A cult is any group that defines itself in Christian terms, but denies one or more of the essentials of historic biblical Christianity. For example, the many Mormons that have recently posted here want to be considered true Christians, and even use Christian language borrowed from scripture, but always with a tell tale flaw. While they may use the Christian vocabulary, they do not use the normal Christian definitions. The fundamental doctrine of grace is good example.
We like to take pride in our accomplishments. Yet, the bible teaches that “all our righteous acts are like filthy rags,” (Is 64:6). It seems very counterintuitive that salvation is not something you can earn with your good behavior but that it is a free gift from God. Paul wrote to the Ephesian church,“For by grace you have been saved through faith. And this is not your own doing; it is the gift of God, not a result of works, so that no one may boast. ” (Eph 2:8–9)
This doctrine of unmerited grace appears in no other world religion. It is just not the sort of idea men would come up with, thus I believe it is an authenticating characteristic of Christianity. Accordingly, the converse is a sure mark of a cult. Men like Joseph Smith or Charles Taze Russell always pervert the Gospel into a personal achievement.
Cults like Mormonism and the Jehovah’s Witnesses make good works the means of salvation. Joseph Smith was brazen enough to add to God’s word in his crudely crafted work of fiction. He wrote, “For we know that it is by grace that we are saved, after all we can do” (2 Nephi 25:23). This exactly what one would expect in a man-made religion. Yet, surely our behavior counts?

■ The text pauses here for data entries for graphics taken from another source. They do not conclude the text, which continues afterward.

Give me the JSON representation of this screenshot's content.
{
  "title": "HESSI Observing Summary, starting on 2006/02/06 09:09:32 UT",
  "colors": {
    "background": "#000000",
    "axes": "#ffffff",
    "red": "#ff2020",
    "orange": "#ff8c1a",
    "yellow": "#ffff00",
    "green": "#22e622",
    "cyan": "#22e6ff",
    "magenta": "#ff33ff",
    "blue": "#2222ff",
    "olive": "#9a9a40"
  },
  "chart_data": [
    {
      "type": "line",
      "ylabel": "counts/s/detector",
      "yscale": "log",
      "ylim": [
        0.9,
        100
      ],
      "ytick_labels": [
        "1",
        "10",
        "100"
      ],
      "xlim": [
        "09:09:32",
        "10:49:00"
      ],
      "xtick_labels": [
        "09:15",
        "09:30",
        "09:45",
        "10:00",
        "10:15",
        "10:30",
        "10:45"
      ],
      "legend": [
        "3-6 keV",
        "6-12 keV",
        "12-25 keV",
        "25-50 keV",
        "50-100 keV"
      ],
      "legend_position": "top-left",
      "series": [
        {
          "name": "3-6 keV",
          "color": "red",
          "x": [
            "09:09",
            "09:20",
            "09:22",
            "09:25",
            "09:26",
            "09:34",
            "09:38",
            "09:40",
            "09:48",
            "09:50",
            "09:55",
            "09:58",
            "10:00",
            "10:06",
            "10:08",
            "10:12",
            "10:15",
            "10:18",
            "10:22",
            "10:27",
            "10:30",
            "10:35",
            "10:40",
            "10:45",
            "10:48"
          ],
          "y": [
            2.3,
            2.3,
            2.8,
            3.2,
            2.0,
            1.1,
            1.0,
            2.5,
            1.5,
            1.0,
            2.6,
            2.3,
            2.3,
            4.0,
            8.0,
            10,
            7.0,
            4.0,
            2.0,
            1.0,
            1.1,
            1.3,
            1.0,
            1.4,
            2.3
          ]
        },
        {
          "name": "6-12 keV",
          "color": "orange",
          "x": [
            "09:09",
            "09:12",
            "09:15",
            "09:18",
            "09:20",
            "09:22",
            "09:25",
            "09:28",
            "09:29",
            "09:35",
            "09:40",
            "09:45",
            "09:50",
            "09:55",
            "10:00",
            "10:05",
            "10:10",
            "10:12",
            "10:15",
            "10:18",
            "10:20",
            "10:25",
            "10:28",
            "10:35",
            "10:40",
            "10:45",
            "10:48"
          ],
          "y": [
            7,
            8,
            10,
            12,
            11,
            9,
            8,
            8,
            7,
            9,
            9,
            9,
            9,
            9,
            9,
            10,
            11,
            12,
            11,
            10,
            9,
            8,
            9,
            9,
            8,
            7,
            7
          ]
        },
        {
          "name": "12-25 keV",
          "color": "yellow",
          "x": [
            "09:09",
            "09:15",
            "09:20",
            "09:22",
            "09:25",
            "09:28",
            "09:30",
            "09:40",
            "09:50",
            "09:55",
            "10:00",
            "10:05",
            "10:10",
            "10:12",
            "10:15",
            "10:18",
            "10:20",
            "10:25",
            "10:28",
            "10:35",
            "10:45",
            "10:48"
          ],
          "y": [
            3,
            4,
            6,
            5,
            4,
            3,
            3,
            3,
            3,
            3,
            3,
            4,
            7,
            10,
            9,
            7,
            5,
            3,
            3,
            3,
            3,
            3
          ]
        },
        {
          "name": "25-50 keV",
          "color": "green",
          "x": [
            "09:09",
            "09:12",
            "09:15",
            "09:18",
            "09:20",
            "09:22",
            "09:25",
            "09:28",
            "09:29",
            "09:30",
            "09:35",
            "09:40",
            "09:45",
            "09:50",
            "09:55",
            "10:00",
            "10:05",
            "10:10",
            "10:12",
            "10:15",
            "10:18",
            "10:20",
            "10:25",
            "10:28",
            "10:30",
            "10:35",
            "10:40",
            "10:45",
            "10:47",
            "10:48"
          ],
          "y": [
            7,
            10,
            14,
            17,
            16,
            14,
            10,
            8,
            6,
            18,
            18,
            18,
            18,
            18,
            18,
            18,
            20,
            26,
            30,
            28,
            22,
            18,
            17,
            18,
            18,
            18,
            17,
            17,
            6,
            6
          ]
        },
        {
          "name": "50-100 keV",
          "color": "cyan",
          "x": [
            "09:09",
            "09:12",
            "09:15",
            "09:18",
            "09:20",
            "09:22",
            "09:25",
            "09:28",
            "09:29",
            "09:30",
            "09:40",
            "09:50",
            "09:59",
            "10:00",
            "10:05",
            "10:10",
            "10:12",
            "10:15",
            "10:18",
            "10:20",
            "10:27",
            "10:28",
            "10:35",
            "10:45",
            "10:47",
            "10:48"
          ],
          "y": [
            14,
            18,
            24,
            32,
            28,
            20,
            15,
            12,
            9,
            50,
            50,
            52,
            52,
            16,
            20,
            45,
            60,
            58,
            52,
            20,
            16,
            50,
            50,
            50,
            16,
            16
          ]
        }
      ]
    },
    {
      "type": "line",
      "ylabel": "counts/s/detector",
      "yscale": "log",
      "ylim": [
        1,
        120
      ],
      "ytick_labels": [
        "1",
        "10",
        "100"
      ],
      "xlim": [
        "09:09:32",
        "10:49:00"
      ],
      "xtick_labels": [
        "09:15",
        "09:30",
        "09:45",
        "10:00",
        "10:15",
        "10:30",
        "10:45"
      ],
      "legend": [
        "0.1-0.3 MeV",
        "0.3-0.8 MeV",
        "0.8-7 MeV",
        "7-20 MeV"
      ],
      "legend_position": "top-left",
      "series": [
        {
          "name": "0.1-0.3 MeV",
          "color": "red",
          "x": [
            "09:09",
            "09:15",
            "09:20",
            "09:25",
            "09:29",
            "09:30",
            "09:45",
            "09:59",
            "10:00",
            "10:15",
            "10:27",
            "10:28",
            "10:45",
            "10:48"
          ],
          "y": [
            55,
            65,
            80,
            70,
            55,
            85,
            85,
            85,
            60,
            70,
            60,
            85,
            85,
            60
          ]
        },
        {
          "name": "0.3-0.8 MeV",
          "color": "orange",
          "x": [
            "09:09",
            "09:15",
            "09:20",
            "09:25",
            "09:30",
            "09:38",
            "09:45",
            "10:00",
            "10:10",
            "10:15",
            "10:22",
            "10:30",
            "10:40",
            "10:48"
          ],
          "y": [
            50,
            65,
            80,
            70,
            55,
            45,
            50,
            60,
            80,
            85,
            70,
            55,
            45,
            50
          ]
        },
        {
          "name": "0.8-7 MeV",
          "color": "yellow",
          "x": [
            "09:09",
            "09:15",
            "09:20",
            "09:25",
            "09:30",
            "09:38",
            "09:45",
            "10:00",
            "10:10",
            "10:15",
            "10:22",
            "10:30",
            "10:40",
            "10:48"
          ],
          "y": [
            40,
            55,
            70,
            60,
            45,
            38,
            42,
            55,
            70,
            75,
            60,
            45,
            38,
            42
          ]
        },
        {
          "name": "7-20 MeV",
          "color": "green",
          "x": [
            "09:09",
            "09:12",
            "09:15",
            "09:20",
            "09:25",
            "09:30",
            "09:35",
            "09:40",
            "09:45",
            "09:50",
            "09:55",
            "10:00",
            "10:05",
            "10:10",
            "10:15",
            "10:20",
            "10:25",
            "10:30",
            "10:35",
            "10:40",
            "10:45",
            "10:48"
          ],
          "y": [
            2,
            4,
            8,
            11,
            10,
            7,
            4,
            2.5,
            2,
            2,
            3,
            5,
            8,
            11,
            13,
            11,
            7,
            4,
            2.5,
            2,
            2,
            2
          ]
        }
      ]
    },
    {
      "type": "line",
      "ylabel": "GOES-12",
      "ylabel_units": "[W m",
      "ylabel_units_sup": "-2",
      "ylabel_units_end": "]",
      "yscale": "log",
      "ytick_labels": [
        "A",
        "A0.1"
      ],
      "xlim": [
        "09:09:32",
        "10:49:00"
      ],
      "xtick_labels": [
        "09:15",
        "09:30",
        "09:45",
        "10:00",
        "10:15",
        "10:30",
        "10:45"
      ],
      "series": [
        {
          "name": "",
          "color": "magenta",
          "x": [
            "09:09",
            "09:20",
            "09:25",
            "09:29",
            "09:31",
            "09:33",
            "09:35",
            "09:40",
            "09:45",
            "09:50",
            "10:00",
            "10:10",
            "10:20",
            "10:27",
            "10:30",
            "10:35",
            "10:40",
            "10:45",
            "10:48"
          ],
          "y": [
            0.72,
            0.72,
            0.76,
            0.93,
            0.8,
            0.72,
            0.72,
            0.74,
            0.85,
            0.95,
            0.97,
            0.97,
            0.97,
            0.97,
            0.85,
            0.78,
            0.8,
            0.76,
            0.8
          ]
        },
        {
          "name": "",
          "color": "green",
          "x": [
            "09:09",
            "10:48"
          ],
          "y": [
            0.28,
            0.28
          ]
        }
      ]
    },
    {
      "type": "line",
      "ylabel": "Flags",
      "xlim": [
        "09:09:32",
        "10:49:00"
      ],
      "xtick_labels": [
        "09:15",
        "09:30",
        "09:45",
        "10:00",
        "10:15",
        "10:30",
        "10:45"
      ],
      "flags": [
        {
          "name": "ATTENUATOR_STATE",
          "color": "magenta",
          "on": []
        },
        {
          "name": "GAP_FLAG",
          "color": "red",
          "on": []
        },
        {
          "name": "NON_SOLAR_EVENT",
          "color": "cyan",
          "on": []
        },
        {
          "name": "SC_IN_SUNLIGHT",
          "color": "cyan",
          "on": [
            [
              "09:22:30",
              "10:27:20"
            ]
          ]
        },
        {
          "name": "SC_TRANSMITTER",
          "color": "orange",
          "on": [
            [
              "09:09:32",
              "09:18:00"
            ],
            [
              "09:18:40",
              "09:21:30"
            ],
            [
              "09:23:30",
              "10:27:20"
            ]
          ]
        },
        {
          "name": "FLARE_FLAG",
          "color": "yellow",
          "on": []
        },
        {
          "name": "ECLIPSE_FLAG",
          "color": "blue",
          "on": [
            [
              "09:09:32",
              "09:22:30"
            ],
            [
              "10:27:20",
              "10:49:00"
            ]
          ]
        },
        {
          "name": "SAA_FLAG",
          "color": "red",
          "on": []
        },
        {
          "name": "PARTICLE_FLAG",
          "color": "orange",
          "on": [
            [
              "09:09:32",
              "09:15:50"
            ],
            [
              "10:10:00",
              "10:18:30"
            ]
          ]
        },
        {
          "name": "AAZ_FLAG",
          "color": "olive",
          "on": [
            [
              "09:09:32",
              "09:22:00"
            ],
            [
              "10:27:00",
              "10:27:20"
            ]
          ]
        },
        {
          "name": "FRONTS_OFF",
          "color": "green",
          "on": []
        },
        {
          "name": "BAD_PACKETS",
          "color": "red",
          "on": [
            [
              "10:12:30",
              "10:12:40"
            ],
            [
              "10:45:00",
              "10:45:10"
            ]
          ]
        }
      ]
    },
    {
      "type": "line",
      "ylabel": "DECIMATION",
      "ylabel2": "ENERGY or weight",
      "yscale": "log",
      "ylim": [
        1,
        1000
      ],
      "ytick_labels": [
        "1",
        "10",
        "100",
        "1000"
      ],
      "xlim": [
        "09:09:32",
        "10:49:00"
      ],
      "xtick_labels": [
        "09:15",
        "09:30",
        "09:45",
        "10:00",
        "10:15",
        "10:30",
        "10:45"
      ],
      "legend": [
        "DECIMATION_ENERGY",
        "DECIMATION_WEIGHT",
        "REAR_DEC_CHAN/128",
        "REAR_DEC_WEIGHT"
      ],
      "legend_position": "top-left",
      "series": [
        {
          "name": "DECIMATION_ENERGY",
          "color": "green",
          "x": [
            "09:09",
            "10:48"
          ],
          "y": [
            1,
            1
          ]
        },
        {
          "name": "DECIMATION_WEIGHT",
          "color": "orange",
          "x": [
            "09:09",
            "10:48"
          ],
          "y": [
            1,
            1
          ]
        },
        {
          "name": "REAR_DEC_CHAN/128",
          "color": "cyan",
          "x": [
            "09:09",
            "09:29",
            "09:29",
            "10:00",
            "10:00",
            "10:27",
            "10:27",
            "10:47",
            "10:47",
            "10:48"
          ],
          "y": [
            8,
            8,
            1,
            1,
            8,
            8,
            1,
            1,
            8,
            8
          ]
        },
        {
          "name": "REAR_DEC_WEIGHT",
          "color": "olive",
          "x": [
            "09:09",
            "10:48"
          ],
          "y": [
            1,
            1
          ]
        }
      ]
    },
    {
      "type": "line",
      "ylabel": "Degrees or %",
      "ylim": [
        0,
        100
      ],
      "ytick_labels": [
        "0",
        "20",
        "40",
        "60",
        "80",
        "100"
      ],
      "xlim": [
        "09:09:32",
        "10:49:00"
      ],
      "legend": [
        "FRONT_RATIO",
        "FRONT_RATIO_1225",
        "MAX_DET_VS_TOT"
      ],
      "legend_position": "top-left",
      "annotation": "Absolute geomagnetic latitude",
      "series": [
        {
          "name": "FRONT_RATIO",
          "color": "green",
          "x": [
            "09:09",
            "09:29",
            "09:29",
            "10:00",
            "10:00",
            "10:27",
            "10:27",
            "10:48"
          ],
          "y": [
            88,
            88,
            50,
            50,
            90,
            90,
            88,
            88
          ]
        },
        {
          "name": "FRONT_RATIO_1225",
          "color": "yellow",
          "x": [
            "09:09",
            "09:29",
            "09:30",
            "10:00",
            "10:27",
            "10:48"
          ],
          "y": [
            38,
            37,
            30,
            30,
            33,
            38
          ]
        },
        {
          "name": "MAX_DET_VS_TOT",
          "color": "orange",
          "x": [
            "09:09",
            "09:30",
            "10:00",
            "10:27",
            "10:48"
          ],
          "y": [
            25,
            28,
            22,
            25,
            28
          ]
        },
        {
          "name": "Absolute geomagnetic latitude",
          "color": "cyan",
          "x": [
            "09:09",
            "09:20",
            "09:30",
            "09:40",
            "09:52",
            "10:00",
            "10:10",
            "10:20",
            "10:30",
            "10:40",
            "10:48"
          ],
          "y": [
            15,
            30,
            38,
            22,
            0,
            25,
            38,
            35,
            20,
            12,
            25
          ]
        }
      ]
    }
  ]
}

In converse, Christianity makes salvation the means of good works. James the brother of Jesus wrote, that “faith without works is dead” (Jms. 2:17). Cults often use this argument by James to justify their works based salvation. It may seem that James is contradicting Paul’s teaching yet really he is not. James is addressing false converts, who claim to be Christians but show no evidence of it in their lives. When read in context, James’ point is not that works are the basis for salvation but the result of it.
If you are a Christian, this is a sure way to guard against pride. The next time you feel some well deserved satisfaction in your works, consider this:
“For we are his workmanship, created in Christ Jesus for good works, which God prepared beforehand, that we should walk in them. ” (Eph 2:10)
According to scripture, it wasn’t even your idea! Doesn’t leave much to boast on… does it?